Political platforms should be formed based on long-term economic objectives with platform commitments reflecting their potential impact on those objectives. Critically, a strong accountability mechanism, such as a review of outcomes relative to commitments by the Parliamentary Budget Officer, would hold the ruling party accountable to its promises.
Which economic objectives should take priority? Here are two that could have a significant impact:
Real median per-capita income should rise by at least 5 per cent over every five-year period. This may not seem particularly ambitious, but in the five years leading up to 2019 (the most recent data available) median per-capita income only rose 3.4 per cent. Since 2009, there have only been three years in which the rolling five-year window has seen growth of 5 per cent or more. Focusing on median per-capita income ensures that the gains from growth are shared broadly across the population rather than benefiting only a few. To achieve this, policies would need to demonstrate how they plan to sustainably raise growth and improve labour-market outcomes for all segments of the population. We need a shift from consumption spending to greater focus on productive investments: applied public R&D in fast-growing sectors, child care, reskilling workers for the digital economy and helping our resource sector transition to a low-carbon future. Evaluating performance over a five-year window would allow for inevitable cyclical variations that can lead to large annual swings.
Commit to halving the investment gap with OECD countries. There is a well-known and well-documented lack of business investment in machinery, equipment and intellectual property in Canada. There are of course many firms that invest a lot, but by and large economy-wide data consistently show that Canada ranks near the bottom of the pack among members of the Organization for Economic Co-operation and Development. In relation to GDP, business investment of this type is barely more than half what it is in the United States, and just under two-thirds of what it is in the average OECD country. Moreover, as the C.D. Howe Institute notes, Canadian business investment per available worker also badly lags that in the U.S. and other OECD countries. This underperformance in business investment directly contributes to our poor productivity performance, and loss of competitiveness. It is no coincidence that Canada’s export competitiveness weakened in recent years as its share of the U.S. market declined. Over the past two decades, Canadian exports have risen at just half the pace of the overall economy.

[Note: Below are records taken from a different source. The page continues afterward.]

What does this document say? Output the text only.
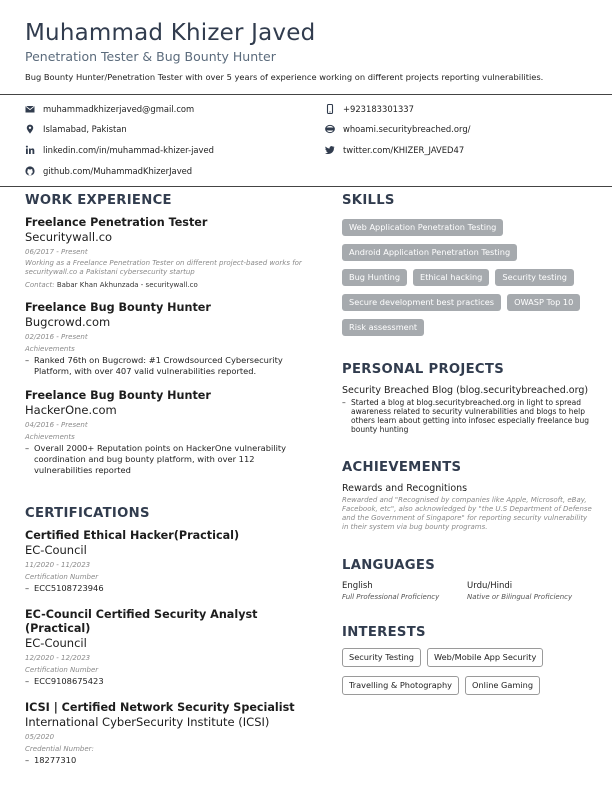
Muhammad Khizer Javed
Penetration Tester & Bug Bounty Hunter
Bug Bounty Hunter/Penetration Tester with over 5 years of experience working on different projects reporting vulnerabilities.
muhammadkhizerjaved@gmail.com	+923183301337
Islamabad, Pakistan	whoami.securitybreached.org/
linkedin.com/in/muhammad-khizer-javed	twitter.com/KHIZER_JAVED47
github.com/MuhammadKhizerJaved
WORK EXPERIENCE
Freelance Penetration Tester
Securitywall.co
06/2017 - Present
Working as a Freelance Penetration Tester on different project-based works for securitywall.co a Pakistani cybersecurity startup
Contact: Babar Khan Akhunzada - securitywall.co
Freelance Bug Bounty Hunter
Bugcrowd.com
02/2016 - Present
Achievements
– Ranked 76th on Bugcrowd: #1 Crowdsourced Cybersecurity Platform, with over 407 valid vulnerabilities reported.
Freelance Bug Bounty Hunter
HackerOne.com
04/2016 - Present
Achievements
– Overall 2000+ Reputation points on HackerOne vulnerability coordination and bug bounty platform, with over 112 vulnerabilities reported
CERTIFICATIONS
Certified Ethical Hacker(Practical)
EC-Council
11/2020 - 11/2023
Certification Number
– ECC5108723946
EC-Council Certified Security Analyst (Practical)
EC-Council
12/2020 - 12/2023
Certification Number
– ECC9108675423
ICSI | Certified Network Security Specialist
International CyberSecurity Institute (ICSI)
05/2020
Credential Number:
– 18277310
SKILLS
Web Application Penetration Testing
Android Application Penetration Testing
Bug Hunting	Ethical hacking	Security testing
Secure development best practices	OWASP Top 10
Risk assessment
PERSONAL PROJECTS
Security Breached Blog (blog.securitybreached.org)
– Started a blog at blog.securitybreached.org in light to spread awareness related to security vulnerabilities and blogs to help others learn about getting into infosec especially freelance bug bounty hunting
ACHIEVEMENTS
Rewards and Recognitions
Rewarded and "Recognised by companies like Apple, Microsoft, eBay, Facebook, etc", also acknowledged by "the U.S Department of Defense and the Government of Singapore" for reporting security vulnerability in their system via bug bounty programs.
LANGUAGES
English
Full Professional Proficiency
Urdu/Hindi
Native or Bilingual Proficiency
INTERESTS
Security Testing	Web/Mobile App Security
Travelling & Photography	Online Gaming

In addition, while the United States and the United Kingdom are making ambitious moves on advanced industries and increasing their R&D investments, Canada’s approach is still tentative. In an economy increasingly dependent on intangible assets such as data and digital services, innovation will be a key driver of growth. Building Canada’s sectoral capabilities in advanced (or innovation) industries is becoming paramount. These industries encompass technology at its broadest and most consequential. High productivity ensures that the average worker employed in an advanced industry earns a yearly wage nearly 50 per cent higher than the average Canadian worker.
If pursued, these objectives would represent bold and firm commitments to sustainably raising our standard of living. Parties may of course disagree on the means to achieve them, but they can hardly ignore them. The policy choices that we make in the next few years will shape the Canada of 2050, and our country’s standing in the global economy.